Dancing the Fifties Away: "An American in Paris" and "The Band Wagon"

The Fifties, like the Thirties, went crazy for musicals. In the 1930s, audiences enthralled by the coming of sound flocked to the movie screen to watch their favorite performers sing and dance. In the early 1950s, the advent of television made film producers eager to exploit the color and sound that the TV sets of the day couldn’t emulate. All the major Hollywood studios sought to make musicals, but MGM (under the auspices of producer Arthur Freed) was king.

 Not many movie musicals have won the Best Picture Oscar. The big era for musical blockbusters was, surprisingly, the Sixties, the decade of West Side Story, My Fair Lady, The Sound of Music, and Oliver! But in 1951 an ambitious MGM musical carried off the top prize. It was made by showbiz royalty, with Vincente Minnelli directing from an Alan Jay Lerner screenplay. But of course the real star of the show was someone long dead: George Gershwin, the composer of both towering orchestral pieces and popular songs. Gershwin had died of a brain tumor in 1937, at the tragically early age of 38. An American in Paris was a glorious way to re-introduce his music to the multitudes and let it live on.
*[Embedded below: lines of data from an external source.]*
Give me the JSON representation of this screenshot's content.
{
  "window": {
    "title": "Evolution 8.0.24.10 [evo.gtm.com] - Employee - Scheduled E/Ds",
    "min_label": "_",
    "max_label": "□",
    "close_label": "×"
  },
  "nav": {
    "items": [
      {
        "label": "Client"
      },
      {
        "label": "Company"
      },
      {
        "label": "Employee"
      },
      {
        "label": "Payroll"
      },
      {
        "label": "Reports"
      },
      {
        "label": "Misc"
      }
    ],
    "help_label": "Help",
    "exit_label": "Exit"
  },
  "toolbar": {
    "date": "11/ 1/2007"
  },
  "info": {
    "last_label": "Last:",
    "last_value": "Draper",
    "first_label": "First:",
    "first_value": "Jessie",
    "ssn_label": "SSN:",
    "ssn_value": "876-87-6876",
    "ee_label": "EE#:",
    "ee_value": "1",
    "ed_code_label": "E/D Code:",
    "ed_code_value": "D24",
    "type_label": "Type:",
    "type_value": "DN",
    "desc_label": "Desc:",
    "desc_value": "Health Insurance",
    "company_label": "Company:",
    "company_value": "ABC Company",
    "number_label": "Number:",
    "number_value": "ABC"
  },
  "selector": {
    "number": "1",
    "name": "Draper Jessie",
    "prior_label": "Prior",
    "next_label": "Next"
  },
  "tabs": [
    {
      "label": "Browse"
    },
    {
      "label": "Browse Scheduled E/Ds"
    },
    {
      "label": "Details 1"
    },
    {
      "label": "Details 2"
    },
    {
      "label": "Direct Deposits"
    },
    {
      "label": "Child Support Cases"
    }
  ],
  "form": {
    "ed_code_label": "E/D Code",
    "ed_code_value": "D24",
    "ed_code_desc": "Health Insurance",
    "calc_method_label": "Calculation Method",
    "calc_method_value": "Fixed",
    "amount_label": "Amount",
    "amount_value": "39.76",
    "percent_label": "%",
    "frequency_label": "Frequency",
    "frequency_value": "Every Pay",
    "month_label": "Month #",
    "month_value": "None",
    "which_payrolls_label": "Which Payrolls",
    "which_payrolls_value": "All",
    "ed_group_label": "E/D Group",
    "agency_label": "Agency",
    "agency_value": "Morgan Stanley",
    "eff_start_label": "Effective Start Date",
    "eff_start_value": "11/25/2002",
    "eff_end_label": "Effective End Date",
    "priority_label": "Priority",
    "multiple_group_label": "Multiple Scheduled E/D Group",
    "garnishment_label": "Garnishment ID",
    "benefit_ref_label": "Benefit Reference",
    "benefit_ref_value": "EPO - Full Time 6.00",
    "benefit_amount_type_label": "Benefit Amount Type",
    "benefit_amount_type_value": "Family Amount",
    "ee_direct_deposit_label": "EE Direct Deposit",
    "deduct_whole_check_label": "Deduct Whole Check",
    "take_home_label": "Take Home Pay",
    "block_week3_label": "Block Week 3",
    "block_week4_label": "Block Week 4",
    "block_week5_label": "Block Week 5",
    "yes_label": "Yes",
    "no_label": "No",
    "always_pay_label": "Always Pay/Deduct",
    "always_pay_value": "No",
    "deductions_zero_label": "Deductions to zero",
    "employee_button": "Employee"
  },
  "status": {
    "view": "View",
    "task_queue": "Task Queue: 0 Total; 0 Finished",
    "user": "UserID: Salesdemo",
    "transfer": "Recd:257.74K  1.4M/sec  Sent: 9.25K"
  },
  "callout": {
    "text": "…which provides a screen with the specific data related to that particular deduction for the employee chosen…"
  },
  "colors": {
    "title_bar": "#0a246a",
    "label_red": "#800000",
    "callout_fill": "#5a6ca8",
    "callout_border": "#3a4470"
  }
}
 Of course An American in Paris is about just that—a young American artist (played, of course, by the always jaunty Gene Kelly) falling in love both with Parisian life and with a beautiful young Parisienne (dancer Leslie Caron making her film debut).  Kelly’s interactions with his pals and with the young and old residents of his quartier allow for a lot of spritely musical numbers. I particularly like “I Got Rhythm,” performed with a passel of French children trying to master English. And of course there are the wonderful Gershwin love ballads, like “’S Wonderful” and “Our Love is Here to Stay,” for which brother Ira supplied the lyrics. But the real treat comes at the end (unless you happen to be allergic to dream ballets), when Kelly, Caron, and company dance their hearts out to the jazz-inflected Gershwin orchestral piece that gives the film its name. At one point in this long, climactic number, the dancers and poseurs of Toulouse-Lautrec’s Montmartre seem to spring vividly to life which reduced me to tears when first I watched it. (Yes, I was an artsy kid.) 

The plot of An American in Paris is admittedly sentimental. There’s lost love, found love, age-inappropriate love, and gloriously appropriate love. Still, inevitably, the female lead is a great deal younger than her male counterpart.  Caron, about 20 years old in the film and in life, connects with Kelly (a youthful 40-plus) after severing romantic ties with the guardian who’s older still.

 Another Arthur Freed musical of the early 1950s actually has some fun pointing out the age discrepancy between its romantic duo. When he made The Band Wagon (1953), Fred Astaire was about 54, and long past the era when he and Ginger Rogers wee America’s dancing sweethearts The movie posits that he’s a has-been Hollywood star, who’s returning to New York because the silver screen is no longer a welcoming place for him. (When he steps off the train at Grand Central, the press swarms, but it turns out they’re there to photograph Ava Gardner glamorously exiting the next car.) When he’s cast in a Broadway show, the young woman chosen to star opposite him—a prima ballerina played by Cyd Charisse—seems obviously both too young and too tall. Their first meeting is a disaster . . . so it’s inevitable that they’ll fall in love.